Et c’est là que se niche toute mon appréciation enthousiaste du travail d’Adrien Tomas : l’infinité de détails qu’il inclue dans ses récits, sans forcer. Au contraire, il parvient, par le jeu des points de vue et des situations, à infléchir des considérations qui pourraient apparaître tertiaires ou superflues pour leur donner l’importance qu’elles méritent réellement dans le fil de son récit. Ainsi, on a le droit à tout un tas de petites choses qui ne sont sans doute pas si petites que ça qui s’incrémentent tout le long du roman et verbalisent des choses importantes ou donnent du grain à moudre à qui voudra bien prêter quelques secondes ou minutes pour y réfléchir. Je parle là évidemment des questions politiques que j’abordais plus tôt, mais aussi des sujets touchant à l’inclusivité, qui me paraissent aujourd’hui vitaux à introduire dans nos récits pour qu’un jour, justement ils ne soient même plus des sujets.

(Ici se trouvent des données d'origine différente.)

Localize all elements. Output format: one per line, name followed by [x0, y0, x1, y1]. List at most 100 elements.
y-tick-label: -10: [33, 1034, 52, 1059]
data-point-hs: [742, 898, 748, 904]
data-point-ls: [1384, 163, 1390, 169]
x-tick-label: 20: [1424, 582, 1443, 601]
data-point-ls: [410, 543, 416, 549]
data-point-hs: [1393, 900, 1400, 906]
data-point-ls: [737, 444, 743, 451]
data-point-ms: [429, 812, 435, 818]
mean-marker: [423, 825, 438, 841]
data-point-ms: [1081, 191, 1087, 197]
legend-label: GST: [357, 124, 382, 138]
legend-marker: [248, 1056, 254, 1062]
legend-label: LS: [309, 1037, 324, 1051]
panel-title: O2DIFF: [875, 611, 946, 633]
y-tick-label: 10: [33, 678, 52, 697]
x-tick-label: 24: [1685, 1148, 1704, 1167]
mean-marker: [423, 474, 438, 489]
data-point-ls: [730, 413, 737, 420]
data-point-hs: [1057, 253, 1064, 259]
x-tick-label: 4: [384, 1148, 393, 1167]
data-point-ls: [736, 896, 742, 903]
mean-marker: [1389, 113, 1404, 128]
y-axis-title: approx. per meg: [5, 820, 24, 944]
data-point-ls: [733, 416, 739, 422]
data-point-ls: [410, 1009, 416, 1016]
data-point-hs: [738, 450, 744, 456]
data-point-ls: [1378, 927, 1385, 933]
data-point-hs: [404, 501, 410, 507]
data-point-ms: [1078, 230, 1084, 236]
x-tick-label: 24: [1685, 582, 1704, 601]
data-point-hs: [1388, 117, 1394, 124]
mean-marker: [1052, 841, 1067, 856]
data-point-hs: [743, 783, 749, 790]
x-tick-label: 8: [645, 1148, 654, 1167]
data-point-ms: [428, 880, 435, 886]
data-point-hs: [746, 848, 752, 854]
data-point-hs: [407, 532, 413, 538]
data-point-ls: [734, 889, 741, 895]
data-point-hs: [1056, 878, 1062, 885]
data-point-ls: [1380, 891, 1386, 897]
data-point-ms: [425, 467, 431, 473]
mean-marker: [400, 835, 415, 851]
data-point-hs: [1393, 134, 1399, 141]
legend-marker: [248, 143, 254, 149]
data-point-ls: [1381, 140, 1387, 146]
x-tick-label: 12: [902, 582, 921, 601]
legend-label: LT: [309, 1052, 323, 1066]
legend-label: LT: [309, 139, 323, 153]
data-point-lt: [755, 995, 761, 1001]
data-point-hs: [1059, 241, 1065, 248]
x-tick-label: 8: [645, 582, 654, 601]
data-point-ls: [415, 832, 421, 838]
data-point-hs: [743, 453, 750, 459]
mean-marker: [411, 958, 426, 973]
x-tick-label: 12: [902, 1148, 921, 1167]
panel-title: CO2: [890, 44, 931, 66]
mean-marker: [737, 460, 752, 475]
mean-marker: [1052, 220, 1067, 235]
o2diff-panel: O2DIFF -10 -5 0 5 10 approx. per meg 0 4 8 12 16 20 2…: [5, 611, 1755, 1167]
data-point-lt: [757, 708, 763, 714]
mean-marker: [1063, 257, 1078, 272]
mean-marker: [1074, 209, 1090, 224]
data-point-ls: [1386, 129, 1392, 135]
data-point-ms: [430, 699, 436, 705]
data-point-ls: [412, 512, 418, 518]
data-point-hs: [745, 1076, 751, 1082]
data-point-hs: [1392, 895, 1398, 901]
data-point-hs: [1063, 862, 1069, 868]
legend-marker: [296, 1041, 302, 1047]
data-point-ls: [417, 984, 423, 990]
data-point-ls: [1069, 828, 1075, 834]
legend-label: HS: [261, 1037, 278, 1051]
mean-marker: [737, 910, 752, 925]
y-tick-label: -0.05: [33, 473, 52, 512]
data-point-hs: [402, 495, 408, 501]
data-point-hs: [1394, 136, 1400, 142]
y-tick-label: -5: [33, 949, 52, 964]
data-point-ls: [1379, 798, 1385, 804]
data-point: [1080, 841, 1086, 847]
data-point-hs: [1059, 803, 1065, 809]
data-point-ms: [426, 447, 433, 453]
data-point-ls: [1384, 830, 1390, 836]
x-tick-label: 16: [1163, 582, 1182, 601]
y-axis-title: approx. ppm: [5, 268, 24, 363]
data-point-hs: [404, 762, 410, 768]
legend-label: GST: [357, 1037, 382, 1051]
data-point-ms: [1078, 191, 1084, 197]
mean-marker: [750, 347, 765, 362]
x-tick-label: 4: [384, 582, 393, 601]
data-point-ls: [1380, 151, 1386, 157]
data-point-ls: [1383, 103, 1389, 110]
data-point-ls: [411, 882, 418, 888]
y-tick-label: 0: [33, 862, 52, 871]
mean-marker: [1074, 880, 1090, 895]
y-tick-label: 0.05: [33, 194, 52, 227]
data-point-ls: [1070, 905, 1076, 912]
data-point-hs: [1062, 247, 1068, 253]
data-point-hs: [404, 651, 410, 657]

Bref, rien de nouveau sous le soleil : j’aime beaucoup le travail d’Adrien Tomas, et je suis content de m’être écouté.
Que dire de plus ? Rien, je crois. J’ai beau ne pas vraiment être le public cible, j’ai quand même pris beaucoup de plaisir à ma lecture, et j’espère de tout cœur que des gens dans ce public cible en auront pris encore plus et continueront à le faire à l’avenir.
Quant à moi, je guette ce qui me reste à lire de cet auteur formidable, comme les futures sorties. Bon deal.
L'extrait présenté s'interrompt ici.